The silence between two people's utterances during conversation is referred to as a juncture pause and the outcome of events at the juncture pause determines who will speak next in a conversation. A study explored the nature of interruptions in young children's conversation and examined whether turn-taking repair occurred after an interruption and if so, how it was accomplished. Subjects included preschool children ranging in age from 4 to 5 years. The children were observed in dyads as they played in a private room at their day care center for approximately 20 to 25 minutes. Altogether there were approximately 6 hours of natural conversation taped and within this time, 25 instances of interruption occurred.
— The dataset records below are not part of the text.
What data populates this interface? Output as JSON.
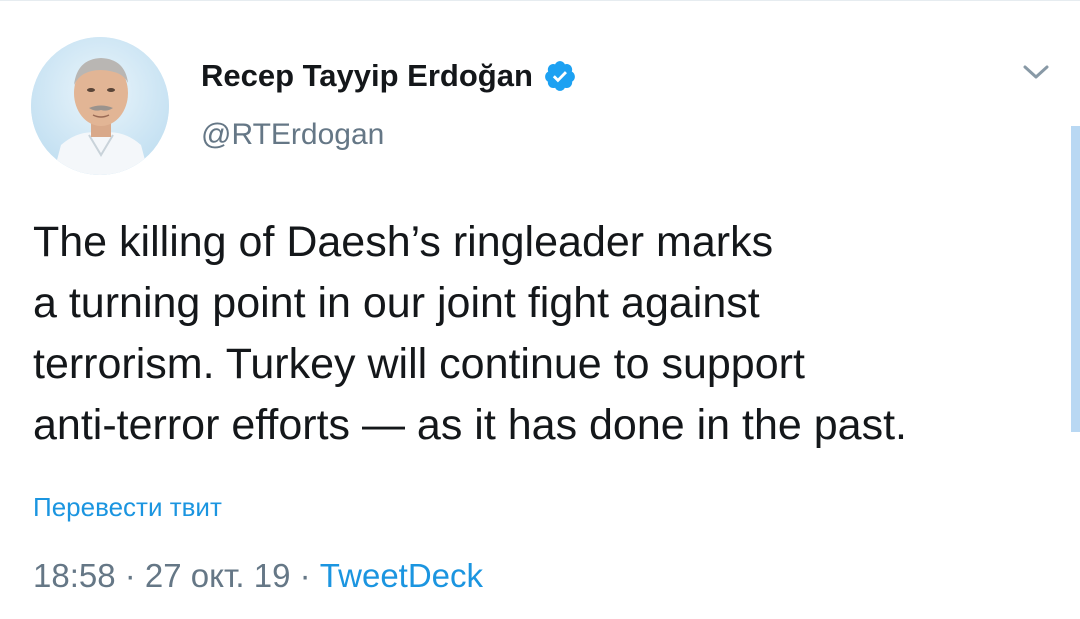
{
  "tweet": {
    "author": {
      "display_name": "Recep Tayyip Erdoğan",
      "handle": "@RTErdogan",
      "verified": true,
      "avatar_icon": "profile-photo"
    },
    "menu_icon": "chevron-down-icon",
    "text": "The killing of Daesh’s ringleader marks\na turning point in our joint fight against\nterrorism. Turkey will continue to support\nanti-terror efforts — as it has done in the past.",
    "translate_label": "Перевести твит",
    "time": "18:58",
    "separator": " · ",
    "date": "27 окт. 19",
    "source": "TweetDeck"
  },
  "colors": {
    "text": "#14171a",
    "secondary": "#657786",
    "link": "#1b95e0",
    "verified": "#1da1f2",
    "scrollbar": "#b9d8f3"
  }
}
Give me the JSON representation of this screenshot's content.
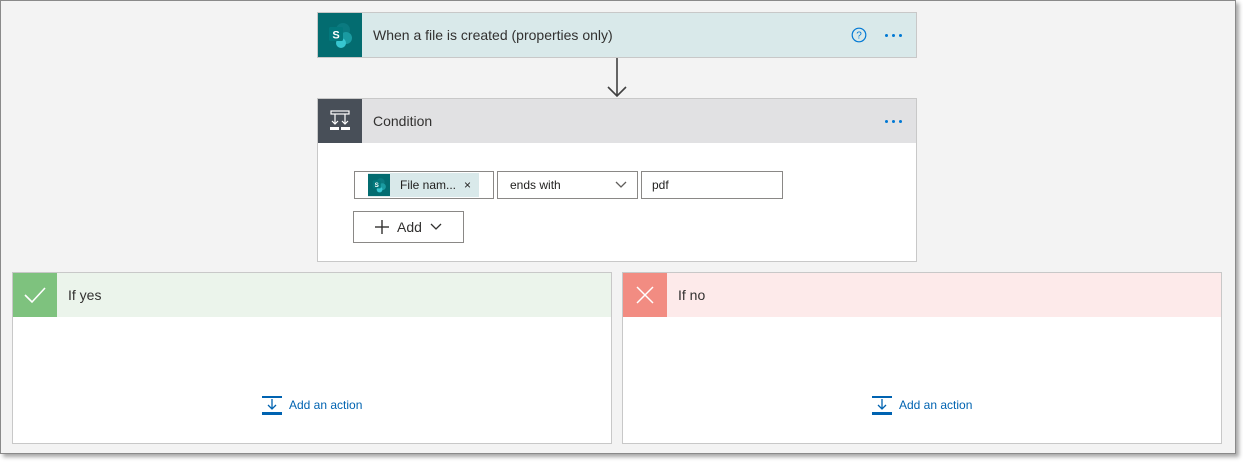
{
  "trigger": {
    "title": "When a file is created (properties only)",
    "icon": "sharepoint-icon",
    "header_color": "#d9e9ea",
    "icon_color": "#036c70"
  },
  "condition": {
    "title": "Condition",
    "icon": "condition-icon",
    "token_label": "File nam...",
    "token_remove": "×",
    "operator_value": "ends with",
    "compare_value": "pdf",
    "add_label": "Add"
  },
  "branches": {
    "yes": {
      "title": "If yes",
      "add_action_label": "Add an action",
      "accent": "#7ec27e"
    },
    "no": {
      "title": "If no",
      "add_action_label": "Add an action",
      "accent": "#f28c82"
    }
  },
  "colors": {
    "link": "#0063b1",
    "more_dots": "#0078d4"
  }
}
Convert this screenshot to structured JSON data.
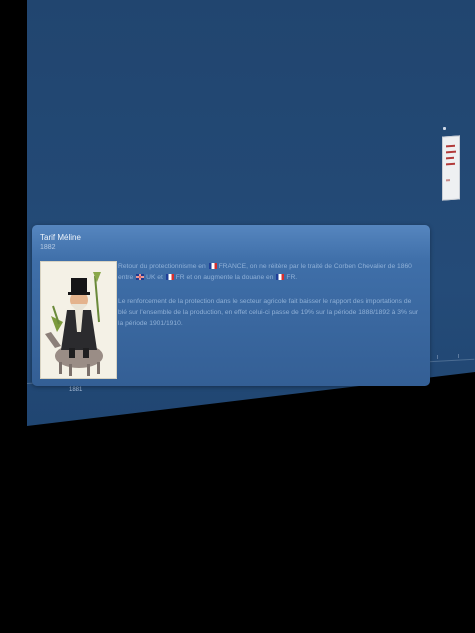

Results showed the female-male dyad had the highest rate of interruptions, with one occuring every 9.50 minutes. The next highest rate of interruptions per minute was every 26.60 minutes by the female-female group and the lowest was one every 80 minutes by the male-male dyad. The most prevalent type of interruption involved adding a statement that was specifically or generally relevant to the topic. Children dealt with being interrupted primarily by abandoning their own utterance and responding to the interrupter's utterance. Finally, there appeared to be no discernible relationship between the types of interruptions used by children in conversation and the types of responses given. (HOD)
Publication Type: Reports - Research; Speeches/Meeting Papers
Education Level: N/A
Authoring Institution: N/A
Identifiers: Conversation; Interpersonal Communication; Interruptions
Note: Paper presented at the Annual Meeting of the American Educational Research Association (New York, NY, March 19-23, 1982).